Minimal Mappings (also on Wikipedia)
Given any two graph-like structures, e.g., database or XML schemas and ontologies, matching is usually identified as the problem of finding those nodes in the two structures which semantically correspond to one another. Any such pair of nodes is informally called a mapping.
Semantic matching has been proposed as a solution to the semantic heterogeneity problem at the level of schematic metadata (e.g., ontologies). Minimal mappings are high quality mappings such that i) all the other mappings can be computed from them in time linear in the size of the input graphs, and ii) none of them can be dropped without losing property i).

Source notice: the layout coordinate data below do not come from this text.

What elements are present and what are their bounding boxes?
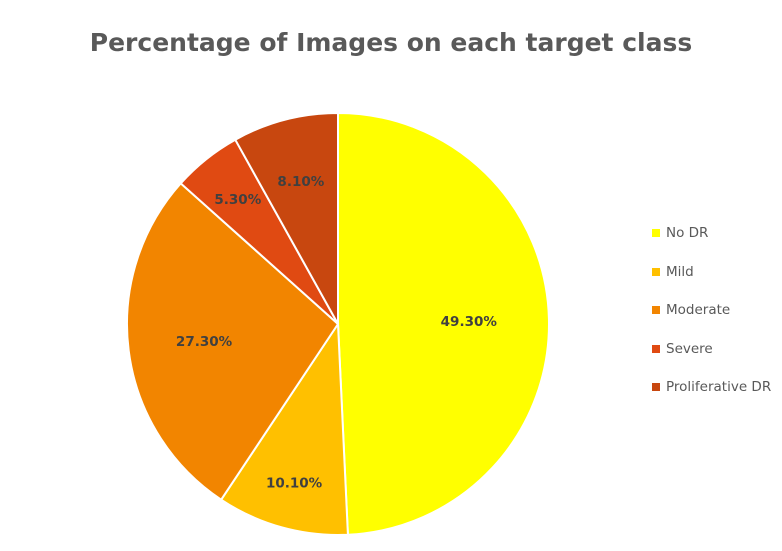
pie-slice-proliferative-dr (233, 111, 339, 328)
legend-label: Moderate (666, 302, 731, 319)
legend-label: Severe (666, 340, 713, 357)
legend-item-moderate: Moderate (652, 291, 771, 330)
legend-item-mild: Mild (652, 253, 771, 292)
data-label-proliferative-dr: 8.10% (277, 174, 324, 190)
legend-swatch (652, 383, 660, 392)
legend-swatch (652, 229, 660, 238)
legend-swatch (652, 306, 660, 315)
legend-item-severe: Severe (652, 330, 771, 369)
data-label-moderate: 27.30% (176, 334, 233, 350)
data-label-mild: 10.10% (266, 476, 323, 492)
pie-slice-moderate (126, 181, 340, 502)
legend-label: Proliferative DR (666, 379, 772, 396)
legend: No DR Mild Moderate Severe Proliferative DR (652, 214, 771, 407)
legend-label: Mild (666, 263, 694, 280)
pie-slice-mild (219, 320, 349, 536)
legend-item-proliferative-dr: Proliferative DR (652, 368, 771, 407)
data-label-no-dr: 49.30% (441, 314, 498, 330)
legend-label: No DR (666, 225, 709, 242)
legend-swatch (652, 267, 660, 276)
legend-swatch (652, 344, 660, 353)
legend-item-no-dr: No DR (652, 214, 771, 253)
chart-title: Percentage of Images on each target clas… (89, 28, 693, 57)
data-label-severe: 5.30% (214, 192, 261, 208)
pie-slice-no-dr (337, 111, 550, 536)
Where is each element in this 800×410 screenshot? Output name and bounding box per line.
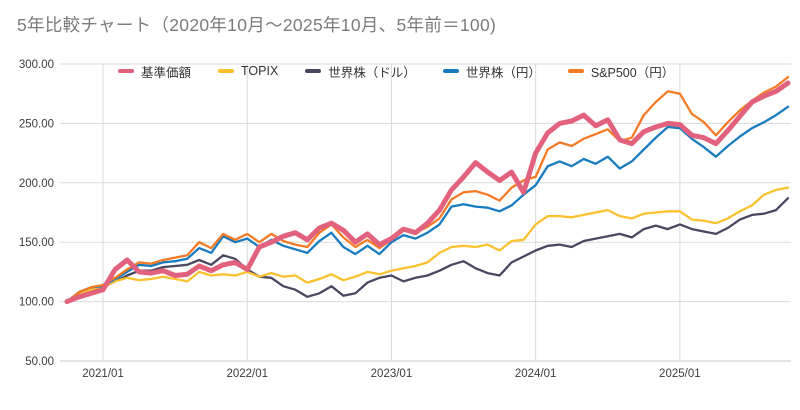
y-axis-tick-label: 300.00 <box>19 59 54 71</box>
y-axis-tick-label: 100.00 <box>19 297 54 309</box>
legend-item-sp500-jpy[interactable]: S&P500（円） <box>567 62 675 81</box>
series-line-世界株（円） <box>65 105 790 303</box>
legend-label: 世界株（円） <box>465 65 541 80</box>
sp500-jpy-series-swatch-icon <box>567 68 584 74</box>
world-jpy-series-swatch-icon <box>442 68 459 74</box>
legend-label: TOPIX <box>241 64 279 78</box>
x-axis-tick-label: 2024/01 <box>515 368 557 380</box>
chart-legend: 基準価額 TOPIX 世界株（ドル） 世界株（円） S&P500（円） <box>118 60 674 82</box>
y-axis-tick-label: 200.00 <box>19 178 54 190</box>
series-line-S&P500（円） <box>65 75 790 303</box>
x-axis-tick-label: 2022/01 <box>226 368 268 380</box>
chart-title: 5年比較チャート（2020年10月～2025年10月、5年前＝100) <box>17 15 497 35</box>
legend-item-fund[interactable]: 基準価額 <box>118 62 191 81</box>
legend-label: S&P500（円） <box>590 65 675 80</box>
legend-item-world-usd[interactable]: 世界株（ドル） <box>305 62 416 81</box>
series-line-TOPIX <box>65 186 790 303</box>
y-axis-tick-label: 50.00 <box>25 356 54 368</box>
legend-label: 世界株（ドル） <box>328 65 416 80</box>
legend-item-world-jpy[interactable]: 世界株（円） <box>442 62 541 81</box>
x-axis-tick-label: 2023/01 <box>371 368 413 380</box>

The proposed technique works on lightweight ontologies, namely on DAG-like graph structures where each node is labelled by a natural language sentence which can be used to compute the meaning of that node as a Description Logic (DL) formula, and where the formula associated to each node is subsumed by the formula of the node above. Furthermore we assume that each mapping is associated with one of the following semantic relations: disjointness, equivalence, more specific and less specific, as implemented for example by SMatch.
The main advantage of minimal mappings is that they are the minimal amount of information that needs to be dealt with. Notice that this is a rather important feature as the number of possible mappings can grow up to n*m with n and m the size of the two input ontologies. In particular, minimal mappings become crucial with large ontologies, e.g. DMOZ, where even relatively small subsets of the number of possible mappings, potentially millions of them, are unmanageable. Minimal mappings provide clear usability advantages. Many systems and corresponding interfaces, mostly graphical, have been provided for the management of mappings but all of them hardly scale with the increasing number of nodes, and the resulting visualizations are rather messy [1]. Furthermore, the maintenance of smaller sets of mappings makes the work of the user much easier, faster and less error prone. Look at [2] for a formal definition of minimal and, dually, redundant mappings, evidence of the fact that the set of minimal mappings always exists and it is unique and an algorithm for computing them.